Commented by papillon9999 at 2011-12-05 01:20
過ぎたるは及ばざるが如し というアレですね。
『手術が必要と診断されても,実際に手術してもらえるまで何ヶ月も待たされます』
こういうこともあるんだ。基本的に全く依存はありません。

国民皆保険という優れた制度を我が国は持ったわけですが,これは自民党・官僚が導入したものだと思います。
そこで,パピヨン史観である官僚の『税金収奪システム』との関連について,忘れないように書いておきたいです。
例えば国民皆保険は霞が関の税金収奪システムとも相性が抜群に良かった。国民のために良い制度とその中からすこしずつ掠めとって官僚王国を築くことが両立できたということです。
しかしそれもバブル崩壊前まで。その後は両立できなくなって,これまでの掠め取りを維持するためには消費税増税などに目を向けざるを得なくなったわけです。
そしていよいよ,余裕がなくなれば新自由主義と手を組まねば鳴らなくなった。これが霞が関と小泉との結託です。
Commented by papillon9999 at 2011-12-05 01:20
今回のTPPについては,霞が関はあらゆることを使って実現しようとするでしょう。それはもはや国民皆保険から掠め取ることは期待できないからです。TPPの中で新たな収奪システムをしっかりと確保するでしょう。(逆に,それがないと官僚はTPPに反対するでしょう)

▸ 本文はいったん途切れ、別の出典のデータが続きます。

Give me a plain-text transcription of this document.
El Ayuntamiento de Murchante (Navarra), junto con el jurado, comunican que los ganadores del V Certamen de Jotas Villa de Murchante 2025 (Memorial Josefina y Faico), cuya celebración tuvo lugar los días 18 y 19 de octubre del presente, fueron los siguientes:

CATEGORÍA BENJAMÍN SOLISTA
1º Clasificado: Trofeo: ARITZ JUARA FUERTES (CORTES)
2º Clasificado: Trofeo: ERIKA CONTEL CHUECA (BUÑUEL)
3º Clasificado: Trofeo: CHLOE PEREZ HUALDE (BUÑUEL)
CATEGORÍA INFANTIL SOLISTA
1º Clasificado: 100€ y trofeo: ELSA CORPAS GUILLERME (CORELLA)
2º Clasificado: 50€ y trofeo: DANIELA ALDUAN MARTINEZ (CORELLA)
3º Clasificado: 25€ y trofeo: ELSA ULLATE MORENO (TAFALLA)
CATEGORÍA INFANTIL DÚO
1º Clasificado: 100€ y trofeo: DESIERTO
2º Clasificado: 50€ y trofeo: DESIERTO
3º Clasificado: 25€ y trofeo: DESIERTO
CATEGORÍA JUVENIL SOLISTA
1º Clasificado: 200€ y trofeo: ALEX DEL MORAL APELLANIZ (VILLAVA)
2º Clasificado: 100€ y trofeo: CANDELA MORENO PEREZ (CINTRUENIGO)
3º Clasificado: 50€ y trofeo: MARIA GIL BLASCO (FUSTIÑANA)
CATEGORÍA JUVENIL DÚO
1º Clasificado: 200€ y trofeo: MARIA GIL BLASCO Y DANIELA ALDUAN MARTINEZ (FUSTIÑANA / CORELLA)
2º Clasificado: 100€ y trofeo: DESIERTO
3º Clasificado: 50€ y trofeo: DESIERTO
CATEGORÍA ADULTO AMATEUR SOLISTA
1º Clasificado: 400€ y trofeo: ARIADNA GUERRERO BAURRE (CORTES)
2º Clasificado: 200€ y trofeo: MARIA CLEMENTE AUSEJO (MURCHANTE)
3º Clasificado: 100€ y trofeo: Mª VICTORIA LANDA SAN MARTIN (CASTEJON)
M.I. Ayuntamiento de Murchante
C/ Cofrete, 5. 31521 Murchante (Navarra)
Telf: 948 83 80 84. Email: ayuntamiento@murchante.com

このTPPというのがホントに新自由主義の悪あがきであれば,この種の圧力は繰り返し繰り返しかかってくるでしょう。そのいずれをも跳ね返すことが出来るかどうか,まず不可能でしょうね。
Commented by たんぽぽ at 2011-12-05 22:27 x
おかえりなさい。

ご旅行お疲れさまでした。
Commented by papillon9999 at 2011-12-05 22:49
わーい,お帰りを言ってくれる人がいたo^o^^^^

いまちょうどTBして頂いた記事にコメントを差し上げてきたところです。急いで書いたのでどんなもんだったでしょうか?\^o^/^^^^^
Commented by たんぽぽ at 2011-12-06 22:26 x
ご旅行はどちらだったのですか?
カナダとか外国ですか?
差し支えがあるようでしたら、もちろん結構です。

>いまちょうどTBして頂いた記事にコメントを差し上げてきたところです

なかなか手厳しい意見ですね。
いましがたわたしからレスをつけてきました。
わたしもくわしいことはわからないので、
たいしたことは言えないんだけど。
Commented by papillon9999 at 2011-12-07 08:59
外国ですが,差し障りがあるのでメールでこっそりお知らせします。お楽しみにぃ。\(^o^)/
Commented by 磐梯朝日国立公園 at 2011-12-24 21:54 x
差し障りのある外国となると、
思い当たるのは例の将軍様の
国ですか。
何事も起こらなければいいですね。
Commented by papillon9999 at 2011-12-29 21:35
いやあ,ひ・み・つ。
かのお国だって,将軍さまが,指導する立場を合法的に独占しているのですね。労働者階級を解放する名目で絶対王制を敷けるのも,その根本は共産主義革命思想自体に,指導する立場と指導される立場の二つが想定されているからだと思いますよ。